Dr. Carlson also said he expects to see the development of computer programs to support decisions about treatment. They could help patients explore and understand their own value systems “so that they can be incorporated intentionally into their decision-making process.” Such programs might be tools that patients could use and return to over time—both before and after a discussion with their physicians, for example.

Continuing Development

In the meantime, the new tools continue to be developed, expanded, and refined. The NCCN Guidelines® with NCCN Evidence Blocks™ provide a graphic showing experts’ ratings of systemic therapies in five areas—efficacy, safety, quality and quantity of evidence, consistency of evidence, and affordability. They had been completed for 33 different cancers at the time of the meeting and will be available for all NCCN Guidelines® by the end of the year. 

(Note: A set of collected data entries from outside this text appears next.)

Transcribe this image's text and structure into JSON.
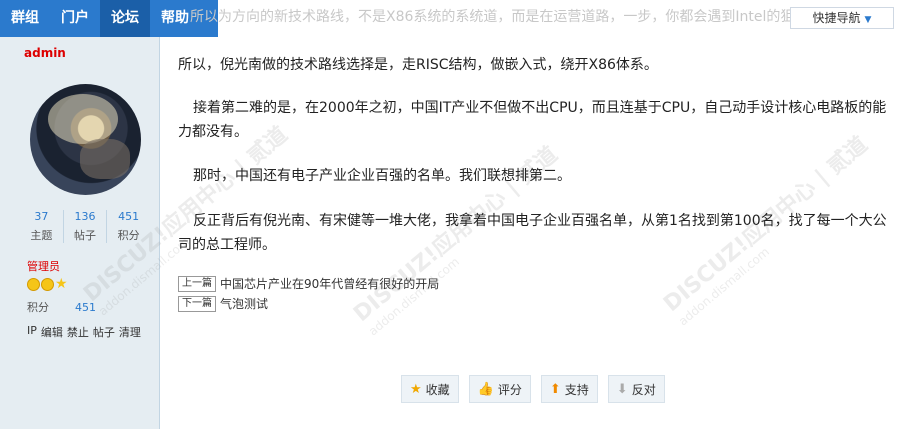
{
  "nav": {
    "items": [
      {
        "label": "群组"
      },
      {
        "label": "门户"
      },
      {
        "label": "论坛"
      },
      {
        "label": "帮助"
      }
    ],
    "active_index": 2,
    "quick_nav_label": "快捷导航"
  },
  "ghost_text": "所以为方向的新技术路线，不是X86系统的系统道，而是在运营道路，一步，你都会遇到Intel的狙击，我们打不起官司。",
  "sidebar": {
    "author": "admin",
    "stats": [
      {
        "value": "37",
        "label": "主题"
      },
      {
        "value": "136",
        "label": "帖子"
      },
      {
        "value": "451",
        "label": "积分"
      }
    ],
    "role": "管理员",
    "credits_label": "积分",
    "credits_value": "451",
    "mod_links": [
      "IP",
      "编辑",
      "禁止",
      "帖子",
      "清理"
    ]
  },
  "post": {
    "paragraphs": [
      "所以，倪光南做的技术路线选择是，走RISC结构，做嵌入式，绕开X86体系。",
      "接着第二难的是，在2000年之初，中国IT产业不但做不出CPU，而且连基于CPU，自己动手设计核心电路板的能力都没有。",
      "那时，中国还有电子产业企业百强的名单。我们联想排第二。",
      "反正背后有倪光南、有宋健等一堆大佬，我拿着中国电子企业百强名单，从第1名找到第100名，找了每一个大公司的总工程师。"
    ],
    "prev_tag": "上一篇",
    "prev_title": "中国芯片产业在90年代曾经有很好的开局",
    "next_tag": "下一篇",
    "next_title": "气泡测试"
  },
  "watermark": {
    "main": "DISCUZ!应用中心 | 贰道",
    "sub": "addon.dismall.com"
  },
  "actions": [
    {
      "label": "收藏",
      "icon": "star-icon"
    },
    {
      "label": "评分",
      "icon": "rate-icon"
    },
    {
      "label": "支持",
      "icon": "thumb-up-icon"
    },
    {
      "label": "反对",
      "icon": "thumb-down-icon"
    }
  ],
  "colors": {
    "nav_bg": "#2b7acd",
    "nav_active": "#1b5fa8",
    "author": "#dd0000",
    "link": "#2b7acd"
  }
}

Feedback on the tools has been positive, Dr. Carlson said. Surveys show that providers find them useful, and payers have talked to NCCN about incorporating them into their own treatment pathways. Next steps will be to develop NCCN Evidence Blocks for the network’s radiation therapy and surgery recommendations. Discussion of these tools is already underway, he said. 

ASCO’s Value Framework, still under development, is being refined in various ways. This tool compares the clinical benefits and side effects of regimens that have been tested head-to-head in clinical trials and calculates a numerical “net health benefit” based on survival and toxicity data. Costs are presented beside the net health benefit.

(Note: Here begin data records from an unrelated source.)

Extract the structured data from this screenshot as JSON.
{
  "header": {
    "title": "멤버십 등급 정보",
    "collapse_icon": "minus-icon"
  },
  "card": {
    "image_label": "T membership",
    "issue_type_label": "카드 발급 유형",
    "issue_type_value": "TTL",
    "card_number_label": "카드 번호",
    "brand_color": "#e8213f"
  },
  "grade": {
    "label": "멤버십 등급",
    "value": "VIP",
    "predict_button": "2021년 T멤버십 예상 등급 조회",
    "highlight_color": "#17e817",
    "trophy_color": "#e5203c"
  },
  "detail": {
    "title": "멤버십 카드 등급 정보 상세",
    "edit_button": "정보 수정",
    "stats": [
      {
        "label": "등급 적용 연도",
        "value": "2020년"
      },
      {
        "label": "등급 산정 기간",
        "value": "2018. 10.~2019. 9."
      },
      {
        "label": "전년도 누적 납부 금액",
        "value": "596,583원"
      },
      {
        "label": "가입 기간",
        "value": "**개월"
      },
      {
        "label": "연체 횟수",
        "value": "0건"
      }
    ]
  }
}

One need is for improved methodologies, Dr. Grubbs said, including a better method for making cross-trial comparisons—comparing two drugs that, though not tested head-to-head in a trial, were both compared to the same third drug in different trials. Another refinement will be to anchor the net health benefit scores in a more meaningful way, for example, by including evidence on minor as well as major toxicities and evidence from patient-reported outcomes. A validated assessment method will be developed as well.

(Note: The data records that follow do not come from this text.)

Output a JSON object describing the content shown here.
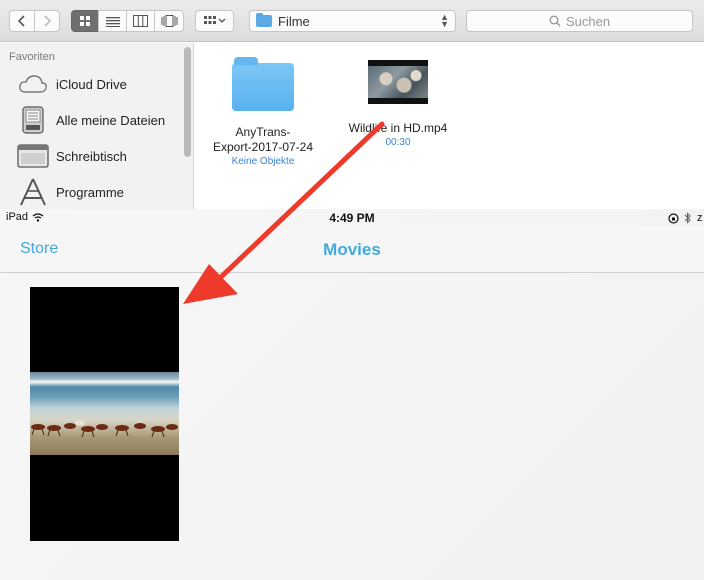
{
  "toolbar": {
    "back_icon": "chevron-left-icon",
    "forward_icon": "chevron-right-icon",
    "view_modes": [
      "icon-view-icon",
      "list-view-icon",
      "column-view-icon",
      "cover-flow-icon"
    ],
    "arrange_icon": "arrange-grid-icon",
    "path_label": "Filme",
    "search_placeholder": "Suchen"
  },
  "sidebar": {
    "heading": "Favoriten",
    "items": [
      {
        "label": "iCloud Drive",
        "icon": "cloud-icon"
      },
      {
        "label": "Alle meine Dateien",
        "icon": "all-files-icon"
      },
      {
        "label": "Schreibtisch",
        "icon": "desktop-icon"
      },
      {
        "label": "Programme",
        "icon": "applications-icon"
      }
    ]
  },
  "files": [
    {
      "name_line1": "AnyTrans-",
      "name_line2": "Export-2017-07-24",
      "sub": "Keine Objekte",
      "type": "folder"
    },
    {
      "name_line1": "Wildlife in HD.mp4",
      "sub": "00:30",
      "type": "video"
    }
  ],
  "ipad": {
    "status_left": "iPad",
    "time": "4:49 PM",
    "nav_back": "Store",
    "nav_title": "Movies"
  },
  "colors": {
    "accent": "#45a9d8",
    "arrow": "#ee3a2a",
    "folder": "#5aa9e6"
  }
}
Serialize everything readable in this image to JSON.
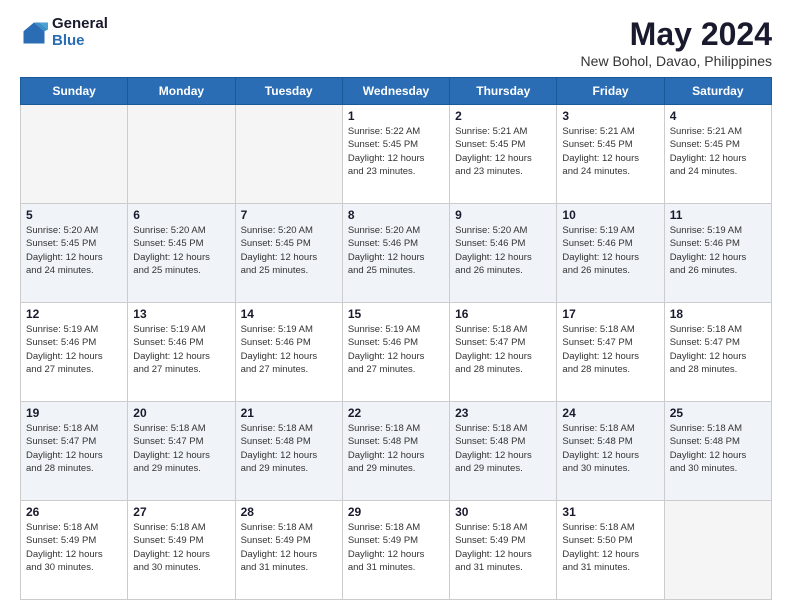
{
  "header": {
    "logo_general": "General",
    "logo_blue": "Blue",
    "title": "May 2024",
    "subtitle": "New Bohol, Davao, Philippines"
  },
  "days_of_week": [
    "Sunday",
    "Monday",
    "Tuesday",
    "Wednesday",
    "Thursday",
    "Friday",
    "Saturday"
  ],
  "weeks": [
    {
      "days": [
        {
          "num": "",
          "info": ""
        },
        {
          "num": "",
          "info": ""
        },
        {
          "num": "",
          "info": ""
        },
        {
          "num": "1",
          "info": "Sunrise: 5:22 AM\nSunset: 5:45 PM\nDaylight: 12 hours\nand 23 minutes."
        },
        {
          "num": "2",
          "info": "Sunrise: 5:21 AM\nSunset: 5:45 PM\nDaylight: 12 hours\nand 23 minutes."
        },
        {
          "num": "3",
          "info": "Sunrise: 5:21 AM\nSunset: 5:45 PM\nDaylight: 12 hours\nand 24 minutes."
        },
        {
          "num": "4",
          "info": "Sunrise: 5:21 AM\nSunset: 5:45 PM\nDaylight: 12 hours\nand 24 minutes."
        }
      ]
    },
    {
      "days": [
        {
          "num": "5",
          "info": "Sunrise: 5:20 AM\nSunset: 5:45 PM\nDaylight: 12 hours\nand 24 minutes."
        },
        {
          "num": "6",
          "info": "Sunrise: 5:20 AM\nSunset: 5:45 PM\nDaylight: 12 hours\nand 25 minutes."
        },
        {
          "num": "7",
          "info": "Sunrise: 5:20 AM\nSunset: 5:45 PM\nDaylight: 12 hours\nand 25 minutes."
        },
        {
          "num": "8",
          "info": "Sunrise: 5:20 AM\nSunset: 5:46 PM\nDaylight: 12 hours\nand 25 minutes."
        },
        {
          "num": "9",
          "info": "Sunrise: 5:20 AM\nSunset: 5:46 PM\nDaylight: 12 hours\nand 26 minutes."
        },
        {
          "num": "10",
          "info": "Sunrise: 5:19 AM\nSunset: 5:46 PM\nDaylight: 12 hours\nand 26 minutes."
        },
        {
          "num": "11",
          "info": "Sunrise: 5:19 AM\nSunset: 5:46 PM\nDaylight: 12 hours\nand 26 minutes."
        }
      ]
    },
    {
      "days": [
        {
          "num": "12",
          "info": "Sunrise: 5:19 AM\nSunset: 5:46 PM\nDaylight: 12 hours\nand 27 minutes."
        },
        {
          "num": "13",
          "info": "Sunrise: 5:19 AM\nSunset: 5:46 PM\nDaylight: 12 hours\nand 27 minutes."
        },
        {
          "num": "14",
          "info": "Sunrise: 5:19 AM\nSunset: 5:46 PM\nDaylight: 12 hours\nand 27 minutes."
        },
        {
          "num": "15",
          "info": "Sunrise: 5:19 AM\nSunset: 5:46 PM\nDaylight: 12 hours\nand 27 minutes."
        },
        {
          "num": "16",
          "info": "Sunrise: 5:18 AM\nSunset: 5:47 PM\nDaylight: 12 hours\nand 28 minutes."
        },
        {
          "num": "17",
          "info": "Sunrise: 5:18 AM\nSunset: 5:47 PM\nDaylight: 12 hours\nand 28 minutes."
        },
        {
          "num": "18",
          "info": "Sunrise: 5:18 AM\nSunset: 5:47 PM\nDaylight: 12 hours\nand 28 minutes."
        }
      ]
    },
    {
      "days": [
        {
          "num": "19",
          "info": "Sunrise: 5:18 AM\nSunset: 5:47 PM\nDaylight: 12 hours\nand 28 minutes."
        },
        {
          "num": "20",
          "info": "Sunrise: 5:18 AM\nSunset: 5:47 PM\nDaylight: 12 hours\nand 29 minutes."
        },
        {
          "num": "21",
          "info": "Sunrise: 5:18 AM\nSunset: 5:48 PM\nDaylight: 12 hours\nand 29 minutes."
        },
        {
          "num": "22",
          "info": "Sunrise: 5:18 AM\nSunset: 5:48 PM\nDaylight: 12 hours\nand 29 minutes."
        },
        {
          "num": "23",
          "info": "Sunrise: 5:18 AM\nSunset: 5:48 PM\nDaylight: 12 hours\nand 29 minutes."
        },
        {
          "num": "24",
          "info": "Sunrise: 5:18 AM\nSunset: 5:48 PM\nDaylight: 12 hours\nand 30 minutes."
        },
        {
          "num": "25",
          "info": "Sunrise: 5:18 AM\nSunset: 5:48 PM\nDaylight: 12 hours\nand 30 minutes."
        }
      ]
    },
    {
      "days": [
        {
          "num": "26",
          "info": "Sunrise: 5:18 AM\nSunset: 5:49 PM\nDaylight: 12 hours\nand 30 minutes."
        },
        {
          "num": "27",
          "info": "Sunrise: 5:18 AM\nSunset: 5:49 PM\nDaylight: 12 hours\nand 30 minutes."
        },
        {
          "num": "28",
          "info": "Sunrise: 5:18 AM\nSunset: 5:49 PM\nDaylight: 12 hours\nand 31 minutes."
        },
        {
          "num": "29",
          "info": "Sunrise: 5:18 AM\nSunset: 5:49 PM\nDaylight: 12 hours\nand 31 minutes."
        },
        {
          "num": "30",
          "info": "Sunrise: 5:18 AM\nSunset: 5:49 PM\nDaylight: 12 hours\nand 31 minutes."
        },
        {
          "num": "31",
          "info": "Sunrise: 5:18 AM\nSunset: 5:50 PM\nDaylight: 12 hours\nand 31 minutes."
        },
        {
          "num": "",
          "info": ""
        }
      ]
    }
  ]
}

Also high on this project’s list of goals is continued patient engagement. “We want to identify key endpoints,” Dr. Grubbs said, “those that are most meaningful to patients.” ■

DISCLOSURE: Dr. Carlson is an employee of NCCN. Drs. Grubbs and McBride reported no conflicts of interest.

REFERENCE

1. Value-based frameworks: Everything your cancer program needs to know. 2017 ACCC Annual Meeting. Presented March 30, 2017.